In COPD, there are acute exacerbations which are associated with increased hospitalizations, worsened QOL, and increased mortality. Drugs preventing exacerbations are beneficial in patients with COPD. A significant difference was observed in the frequency of COPD exacerbations between the placebo and rosuvastatin group. In contradiction with our study, simvastatin 40 mg did not reduce exacerbations or prolong the time to first exacerbation in patients with mild to moderate COPD.[17] However, other study reported that statins prevent exacerbations in patients with COPD.[29] Moreover, mPAP >18 mm Hg is associated with an increased risk of severe acute exacerbations in patients with moderate to severe COPD.[30]

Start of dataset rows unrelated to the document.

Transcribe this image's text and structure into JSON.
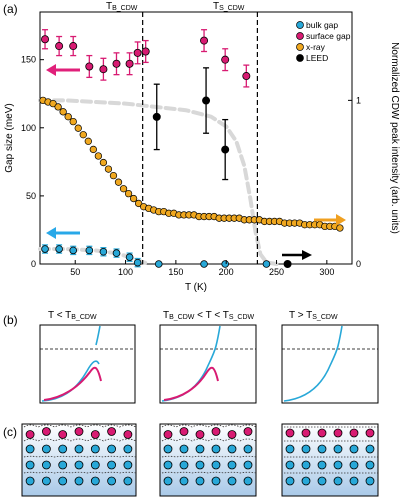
{
  "labels": {
    "panel_a": "(a)",
    "panel_b": "(b)",
    "panel_c": "(c)",
    "tb": "T",
    "tb_sub": "B_CDW",
    "ts": "T",
    "ts_sub": "S_CDW",
    "b1_main": "T < T",
    "b1_sub": "B_CDW",
    "b2_main_1": "T",
    "b2_sub_1": "B_CDW",
    "b2_main_2": " < T < T",
    "b2_sub_2": "S_CDW",
    "b3_main": "T > T",
    "b3_sub": "S_CDW"
  },
  "colors": {
    "bulk": "#28a8d8",
    "surface": "#d81b72",
    "xray": "#f0a820",
    "leed": "#000000",
    "dashed_fit": "#d8d8d8",
    "arrow_pink": "#e0207a",
    "arrow_blue": "#28a8e8",
    "arrow_orange": "#f0a020",
    "arrow_black": "#000000"
  },
  "chart_data": {
    "type": "scatter",
    "xlabel": "T (K)",
    "ylabel": "Gap size (meV)",
    "y2label": "Normalized CDW peak intensity (arb. units)",
    "xlim": [
      15,
      325
    ],
    "ylim": [
      0,
      185
    ],
    "y2lim": [
      0,
      1.54
    ],
    "xticks": [
      50,
      100,
      150,
      200,
      250,
      300
    ],
    "yticks": [
      0,
      50,
      100,
      150
    ],
    "y2ticks": [
      0,
      1
    ],
    "vlines": [
      117,
      231
    ],
    "legend": {
      "position": "top-right",
      "entries": [
        "bulk gap",
        "surface gap",
        "x-ray",
        "LEED"
      ]
    },
    "series": [
      {
        "name": "surface gap",
        "axis": "left",
        "points": [
          {
            "x": 20,
            "y": 165,
            "err": 7
          },
          {
            "x": 34,
            "y": 160,
            "err": 7
          },
          {
            "x": 48,
            "y": 160,
            "err": 7
          },
          {
            "x": 64,
            "y": 145,
            "err": 8
          },
          {
            "x": 78,
            "y": 143,
            "err": 8
          },
          {
            "x": 91,
            "y": 147,
            "err": 8
          },
          {
            "x": 104,
            "y": 147,
            "err": 8
          },
          {
            "x": 112,
            "y": 155,
            "err": 8
          },
          {
            "x": 120,
            "y": 156,
            "err": 8
          },
          {
            "x": 178,
            "y": 164,
            "err": 8
          },
          {
            "x": 199,
            "y": 150,
            "err": 8
          },
          {
            "x": 220,
            "y": 138,
            "err": 8
          }
        ]
      },
      {
        "name": "LEED",
        "axis": "left",
        "points": [
          {
            "x": 131,
            "y": 108,
            "err": 24
          },
          {
            "x": 180,
            "y": 120,
            "err": 24
          },
          {
            "x": 199,
            "y": 84,
            "err": 22
          },
          {
            "x": 261,
            "y": 0,
            "err": 0
          }
        ]
      },
      {
        "name": "bulk gap",
        "axis": "left",
        "points": [
          {
            "x": 20,
            "y": 11,
            "err": 3
          },
          {
            "x": 34,
            "y": 11,
            "err": 3
          },
          {
            "x": 48,
            "y": 10,
            "err": 3
          },
          {
            "x": 64,
            "y": 10,
            "err": 3
          },
          {
            "x": 78,
            "y": 9,
            "err": 3
          },
          {
            "x": 91,
            "y": 8,
            "err": 3
          },
          {
            "x": 104,
            "y": 5,
            "err": 3
          },
          {
            "x": 112,
            "y": 1,
            "err": 3
          },
          {
            "x": 133,
            "y": 0,
            "err": 0
          },
          {
            "x": 178,
            "y": 0,
            "err": 0
          },
          {
            "x": 199,
            "y": 0,
            "err": 0
          },
          {
            "x": 240,
            "y": 0,
            "err": 0
          }
        ]
      },
      {
        "name": "x-ray",
        "axis": "right",
        "x": [
          18,
          23,
          28,
          33,
          38,
          43,
          48,
          53,
          58,
          63,
          68,
          73,
          78,
          83,
          88,
          93,
          98,
          103,
          108,
          113,
          118,
          123,
          128,
          133,
          138,
          143,
          148,
          153,
          158,
          163,
          168,
          173,
          178,
          183,
          188,
          193,
          198,
          203,
          208,
          213,
          218,
          223,
          228,
          233,
          238,
          243,
          248,
          253,
          258,
          263,
          268,
          273,
          278,
          283,
          288,
          293,
          298,
          303,
          308,
          313
        ],
        "y": [
          1.0,
          0.99,
          0.98,
          0.96,
          0.93,
          0.9,
          0.87,
          0.83,
          0.79,
          0.75,
          0.7,
          0.66,
          0.62,
          0.58,
          0.54,
          0.5,
          0.46,
          0.43,
          0.4,
          0.37,
          0.35,
          0.34,
          0.33,
          0.32,
          0.32,
          0.31,
          0.31,
          0.3,
          0.3,
          0.3,
          0.3,
          0.29,
          0.29,
          0.29,
          0.29,
          0.28,
          0.28,
          0.28,
          0.28,
          0.28,
          0.27,
          0.27,
          0.27,
          0.27,
          0.26,
          0.26,
          0.26,
          0.26,
          0.25,
          0.25,
          0.25,
          0.25,
          0.24,
          0.24,
          0.24,
          0.24,
          0.23,
          0.23,
          0.23,
          0.22
        ]
      },
      {
        "name": "fit",
        "axis": "right",
        "x": [
          15,
          40,
          70,
          100,
          130,
          160,
          185,
          200,
          210,
          218,
          224,
          229,
          234,
          240,
          250
        ],
        "y": [
          1.0,
          1.0,
          0.99,
          0.98,
          0.96,
          0.94,
          0.9,
          0.84,
          0.75,
          0.6,
          0.4,
          0.2,
          0.06,
          0.01,
          0.0
        ]
      },
      {
        "name": "bulk fit",
        "axis": "left",
        "x": [
          15,
          40,
          70,
          90,
          105,
          115,
          123
        ],
        "y": [
          11,
          11,
          10,
          8,
          5,
          2,
          0
        ]
      }
    ]
  }
}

Most of the patients tolerated rosuvastatin did not have any untoward effects. There was no incidence of rhabdomyolysis or death in the study population during the study period. Myopathy (creatine kinase >2 times ULN) was seen in two patients at 12 weeks who were normocholesterolemic at baseline and their values returned to baseline within 1 month of stopping the drug. Increased use of statins has led to patients reporting adverse effects particularly related to liver and muscle. In view of overwhelming benefit of statins in reducing cardiovascular events, the small risk of developing adverse effects can be outweighed. A fine balance needs to be struck to get maximum advantages while minimizing the side effects when statins are used for longer intervals. Cautious use and routine periodic monitoring may help in making long-term statin use safer. An increase in blood sugar seen in three patients in rosuvastatin group also needs concern.
The proportion of patients with coronary artery disease (CAD) and cardiovascular risk factors was high and the incidence increased with the severity of PH. For primary prevention of CAD, statins are useful and thus their use is favored in patients with COPD with PH. Follow-up for a short duration is a limitation of our study due to which long-term effect on statins on pulmonary functions and survival advantage could not evaluate.
Conclusion
Rosuvastatin 10 mg showed a significant increase in PEFR in addition to improvement in lipid profile. A significant improvement in exercise capacity and decrease in COPD exacerbations was found as well. Long-term studies of statins in COPD and PH are required to evaluate the safety and survival benefit of this drug which is being widely used in other cardiovascular conditions.
Financial Support and Sponsorship
Nil.
Conflicts of Interest
There are no conflicts of interest.
Acknowledgment
We would like to acknowledge the Indian Council of Medical Research.